Saturday, February 11, 2012

Mammoth maybe


Today, something a little more lighthearted. And about woolly mammoths, which I love! In addition to owning a mammoth tooth and some mammoth hair, I have blogged about (and linked to stories about) them many times:
  • When the frozen baby mammoth named "Lubya" was discovered and again when she was prepped for an international museum tour
  • When one team of researchers found a fungus in mammoth poop that helped explain why they died out, another team confirmed that mammoths were not hunted to extinction, and a 3rd found through soil analysis that woolly mammoths existed for thousands of years longer than previously thought
  • When I learned that an ancient Venus sculpture was made from woolly mammoth tusk, a 13,000-year-old bone etching of a walking mammoth was found to be authentic, and modern Russian scrimshaw carvers are using woolly mammoth tusks as a source of ethical ivory
  • When some scientists analyzed a blood protein of woolly mammoths to show that it allowed them to survive in freezing temperatures, and others considered the implications of reproducing woolly mammoths by cloning
  • And when there were noteworthy finds of mammoth fossils in hurricane damage, while digging in the yard, on the golf course, and - my particular favorite - on the beach (which also includes the delightful discovery of a rocky outcropping where mammoths scratched their backs)
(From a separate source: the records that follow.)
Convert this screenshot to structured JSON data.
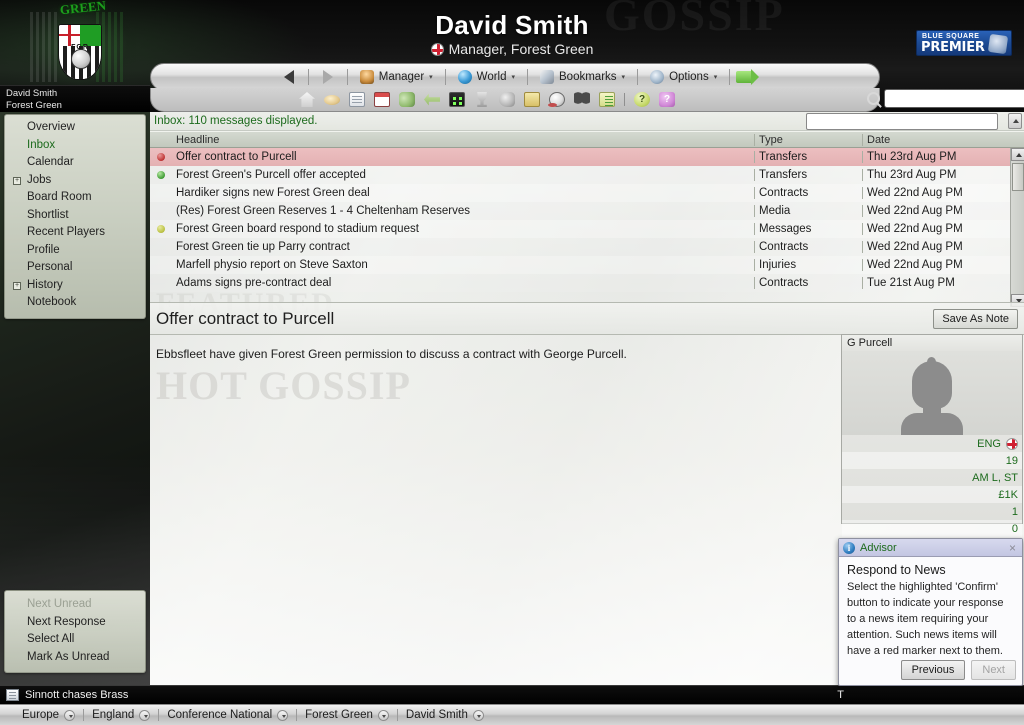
{
  "banner": {
    "title": "David Smith",
    "subtitle": "Manager, Forest Green",
    "crest_text": "GREEN",
    "crest_initials": "FGR",
    "league_logo_line1": "BLUE SQUARE",
    "league_logo_line2": "PREMIER",
    "ghost_text": "GOSSIP"
  },
  "manager_tag": {
    "name": "David Smith",
    "club": "Forest Green"
  },
  "nav": {
    "back_label": "Back",
    "forward_label": "Forward",
    "items": [
      {
        "label": "Manager",
        "icon": "manager-icon"
      },
      {
        "label": "World",
        "icon": "globe-icon"
      },
      {
        "label": "Bookmarks",
        "icon": "book-icon"
      },
      {
        "label": "Options",
        "icon": "options-icon"
      }
    ],
    "go_label": "Go"
  },
  "toolbar_icons": [
    "home-icon",
    "ball-oval-icon",
    "fixtures-list-icon",
    "calendar-icon",
    "squad-people-icon",
    "transfers-arrow-icon",
    "scoreboard-icon",
    "trophy-icon",
    "whistle-icon",
    "clipboard-icon",
    "football-icon",
    "binoculars-icon",
    "news-list-icon",
    "help-icon",
    "tips-icon"
  ],
  "search": {
    "value": "",
    "placeholder": ""
  },
  "sidebar": {
    "items": [
      {
        "label": "Overview",
        "expandable": false,
        "selected": false,
        "disabled": false
      },
      {
        "label": "Inbox",
        "expandable": false,
        "selected": true,
        "disabled": false
      },
      {
        "label": "Calendar",
        "expandable": false,
        "selected": false,
        "disabled": false
      },
      {
        "label": "Jobs",
        "expandable": true,
        "selected": false,
        "disabled": false
      },
      {
        "label": "Board Room",
        "expandable": false,
        "selected": false,
        "disabled": false
      },
      {
        "label": "Shortlist",
        "expandable": false,
        "selected": false,
        "disabled": false
      },
      {
        "label": "Recent Players",
        "expandable": false,
        "selected": false,
        "disabled": false
      },
      {
        "label": "Profile",
        "expandable": false,
        "selected": false,
        "disabled": false
      },
      {
        "label": "Personal",
        "expandable": false,
        "selected": false,
        "disabled": false
      },
      {
        "label": "History",
        "expandable": true,
        "selected": false,
        "disabled": false
      },
      {
        "label": "Notebook",
        "expandable": false,
        "selected": false,
        "disabled": false
      }
    ],
    "actions": [
      {
        "label": "Next Unread",
        "disabled": true
      },
      {
        "label": "Next Response",
        "disabled": false
      },
      {
        "label": "Select All",
        "disabled": false
      },
      {
        "label": "Mark As Unread",
        "disabled": false
      }
    ]
  },
  "inbox": {
    "status": "Inbox: 110 messages displayed.",
    "filter_value": "",
    "columns": [
      "Headline",
      "Type",
      "Date"
    ],
    "messages": [
      {
        "marker": "red",
        "headline": "Offer contract to Purcell",
        "type": "Transfers",
        "date": "Thu 23rd Aug PM",
        "selected": true
      },
      {
        "marker": "green",
        "headline": "Forest Green's Purcell offer accepted",
        "type": "Transfers",
        "date": "Thu 23rd Aug PM",
        "selected": false
      },
      {
        "marker": "none",
        "headline": "Hardiker signs new Forest Green deal",
        "type": "Contracts",
        "date": "Wed 22nd Aug PM",
        "selected": false
      },
      {
        "marker": "none",
        "headline": "(Res) Forest Green Reserves 1 - 4 Cheltenham Reserves",
        "type": "Media",
        "date": "Wed 22nd Aug PM",
        "selected": false
      },
      {
        "marker": "yellow",
        "headline": "Forest Green board respond to stadium request",
        "type": "Messages",
        "date": "Wed 22nd Aug PM",
        "selected": false
      },
      {
        "marker": "none",
        "headline": "Forest Green tie up Parry contract",
        "type": "Contracts",
        "date": "Wed 22nd Aug PM",
        "selected": false
      },
      {
        "marker": "none",
        "headline": "Marfell physio report on Steve Saxton",
        "type": "Injuries",
        "date": "Wed 22nd Aug PM",
        "selected": false
      },
      {
        "marker": "none",
        "headline": "Adams signs pre-contract deal",
        "type": "Contracts",
        "date": "Tue 21st Aug PM",
        "selected": false
      }
    ]
  },
  "article": {
    "title": "Offer contract to Purcell",
    "save_button": "Save As Note",
    "body": "Ebbsfleet have given Forest Green permission to discuss a contract with George Purcell."
  },
  "player_card": {
    "name": "G Purcell",
    "attributes": [
      {
        "value": "ENG",
        "flag": true
      },
      {
        "value": "19",
        "flag": false
      },
      {
        "value": "AM L, ST",
        "flag": false
      },
      {
        "value": "£1K",
        "flag": false
      },
      {
        "value": "1",
        "flag": false
      },
      {
        "value": "0",
        "flag": false
      }
    ]
  },
  "advisor": {
    "window_title": "Advisor",
    "heading": "Respond to News",
    "body": "Select the highlighted 'Confirm' button to indicate your response to a news item requiring your attention. Such news items will have a red marker next to them.",
    "previous_label": "Previous",
    "next_label": "Next",
    "close_label": "×"
  },
  "continue": {
    "label": "Continue"
  },
  "ticker": {
    "text": "Sinnott chases Brass",
    "right_text": "T"
  },
  "breadcrumb": [
    {
      "label": "Europe"
    },
    {
      "label": "England"
    },
    {
      "label": "Conference National"
    },
    {
      "label": "Forest Green"
    },
    {
      "label": "David Smith"
    }
  ],
  "colors": {
    "accent_green": "#1d6b1d",
    "selected_row": "#e4b1b3",
    "league_blue": "#1c4a93"
  }
}
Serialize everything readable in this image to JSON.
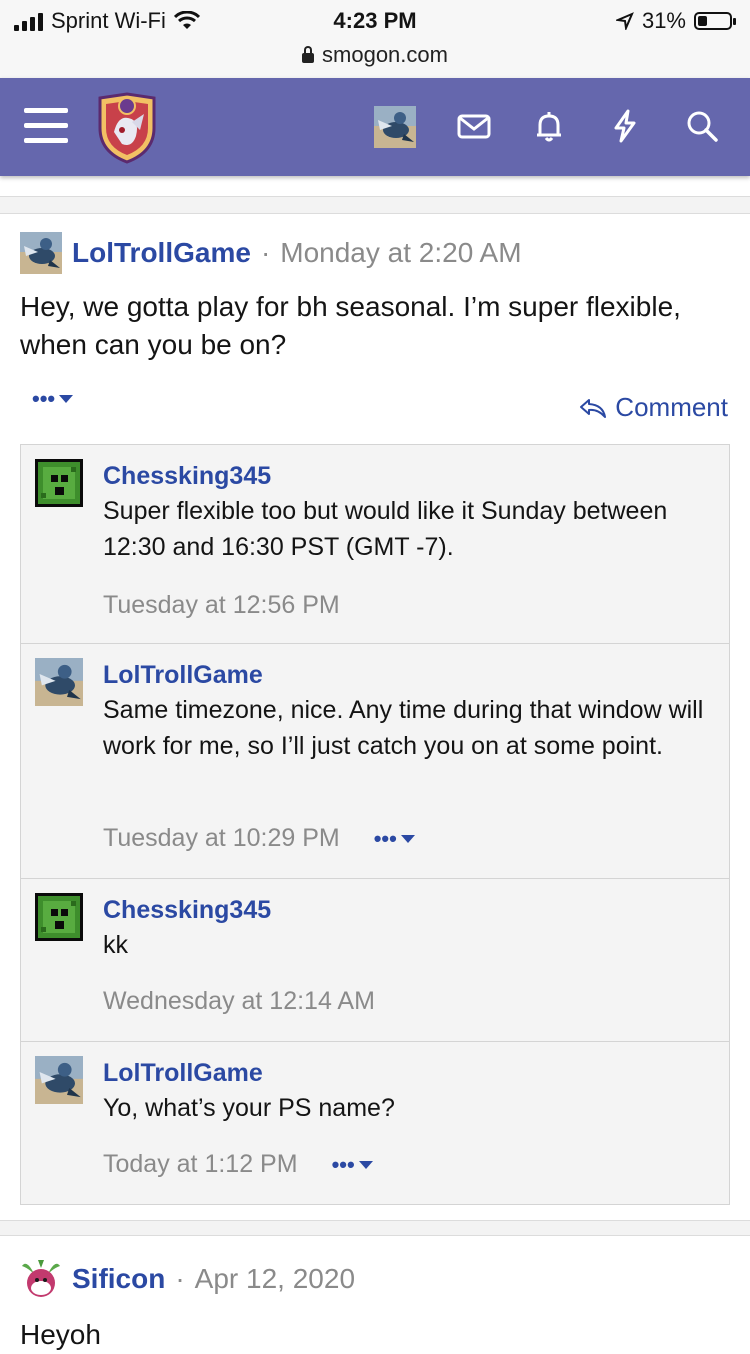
{
  "status_bar": {
    "carrier": "Sprint Wi-Fi",
    "time": "4:23 PM",
    "battery": "31%",
    "url": "smogon.com"
  },
  "nav": {
    "icons": [
      "menu-icon",
      "site-logo",
      "user-avatar",
      "mail-icon",
      "bell-icon",
      "bolt-icon",
      "search-icon"
    ]
  },
  "post": {
    "author": "LolTrollGame",
    "separator": "·",
    "time": "Monday at 2:20 AM",
    "body": "Hey, we gotta play for bh seasonal. I’m super flexible, when can you be on?",
    "more_label": "•••",
    "comment_label": "Comment"
  },
  "comments": [
    {
      "author": "Chessking345",
      "text": "Super flexible too but would like it Sunday between 12:30 and 16:30 PST (GMT -7).",
      "time": "Tuesday at 12:56 PM",
      "more": ""
    },
    {
      "author": "LolTrollGame",
      "text": "Same timezone, nice. Any time during that window will work for me, so I’ll just catch you on at some point.",
      "time": "Tuesday at 10:29 PM",
      "more": "•••"
    },
    {
      "author": "Chessking345",
      "text": "kk",
      "time": "Wednesday at 12:14 AM",
      "more": ""
    },
    {
      "author": "LolTrollGame",
      "text": "Yo, what’s your PS name?",
      "time": "Today at 1:12 PM",
      "more": "•••"
    }
  ],
  "post2": {
    "author": "Sificon",
    "separator": "·",
    "time": "Apr 12, 2020",
    "body": "Heyoh"
  },
  "colors": {
    "nav_bg": "#6567ad",
    "link": "#2b49a3",
    "muted": "#8a8a8a"
  }
}
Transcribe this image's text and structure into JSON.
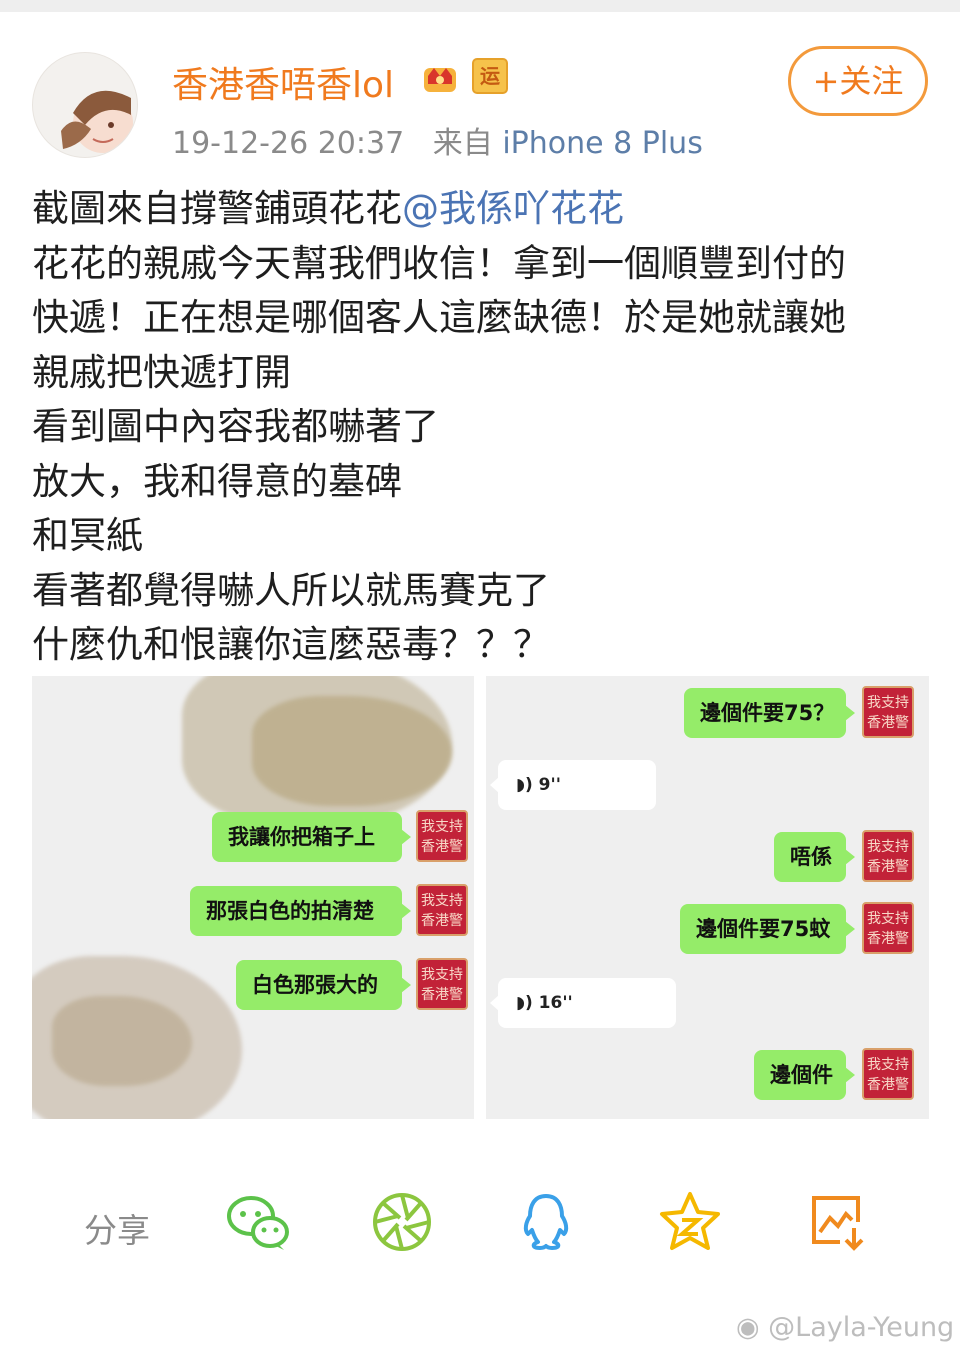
{
  "header": {
    "username": "香港香唔香lol",
    "timestamp": "19-12-26 20:37",
    "source_prefix": "来自",
    "source_device": "iPhone 8 Plus",
    "follow_label": "+关注",
    "badge_yun": "运"
  },
  "post": {
    "line1_text": "截圖來自撐警鋪頭花花",
    "line1_mention": "@我係吖花花",
    "line2": "花花的親戚今天幫我們收信！拿到一個順豐到付的",
    "line3": "快遞！正在想是哪個客人這麼缺德！於是她就讓她",
    "line4": "親戚把快遞打開",
    "line5": "看到圖中內容我都嚇著了",
    "line6": "放大，我和得意的墓碑",
    "line7": "和冥紙",
    "line8": "看著都覺得嚇人所以就馬賽克了",
    "line9": "什麼仇和恨讓你這麼惡毒？？？"
  },
  "image1": {
    "messages": [
      "我讓你把箱子上",
      "那張白色的拍清楚",
      "白色那張大的"
    ],
    "avatar_line1": "我支持",
    "avatar_line2": "香港警"
  },
  "image2": {
    "msg1": "邊個件要75？",
    "voice1": "9''",
    "msg2": "唔係",
    "msg3": "邊個件要75蚊",
    "voice2": "16''",
    "msg4": "邊個件",
    "avatar_line1": "我支持",
    "avatar_line2": "香港警"
  },
  "share": {
    "label": "分享",
    "icons": [
      "wechat-icon",
      "moments-icon",
      "qq-icon",
      "qzone-icon",
      "save-image-icon"
    ]
  },
  "watermark": "@Layla-Yeung",
  "colors": {
    "username": "#f07a1e",
    "mention": "#4b74b4",
    "bubble": "#95ec69",
    "share_green": "#5cc24a",
    "share_blue": "#3aa0e8",
    "share_yellow": "#f5b800",
    "share_orange": "#f08a1e"
  }
}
I had even hatched a plan (since abandoned) to become a woolly mammoth for Halloween! So I would dearly love for this newly uploaded video of mammoth crossing a Siberian stream to be authentic. But, alas, the consensus is that it is a hoax. Cryptozoologists and others base this on the movement of the river wake against the current, the brief length and poor quality of the clip, and - perhaps most telling - the reputations of the source (described as today's P.T. Barnum) and the outlet. Although mammoths were alive as recently as 4,000 years ago, the animal in the video is thought to be a brown bear with a salmon in its mouth, which would look like this from another angle. Steven Novella writes on NeoroLogica, "There is nothing in the video to make one suspect that it is a woolly mammoth, or that can rule out a bear eating a fish. Between the 2 possibilities, Occam’s razor strongly favors the bear – because then we don’t have to introduce the new element of a surviving population of mammoths."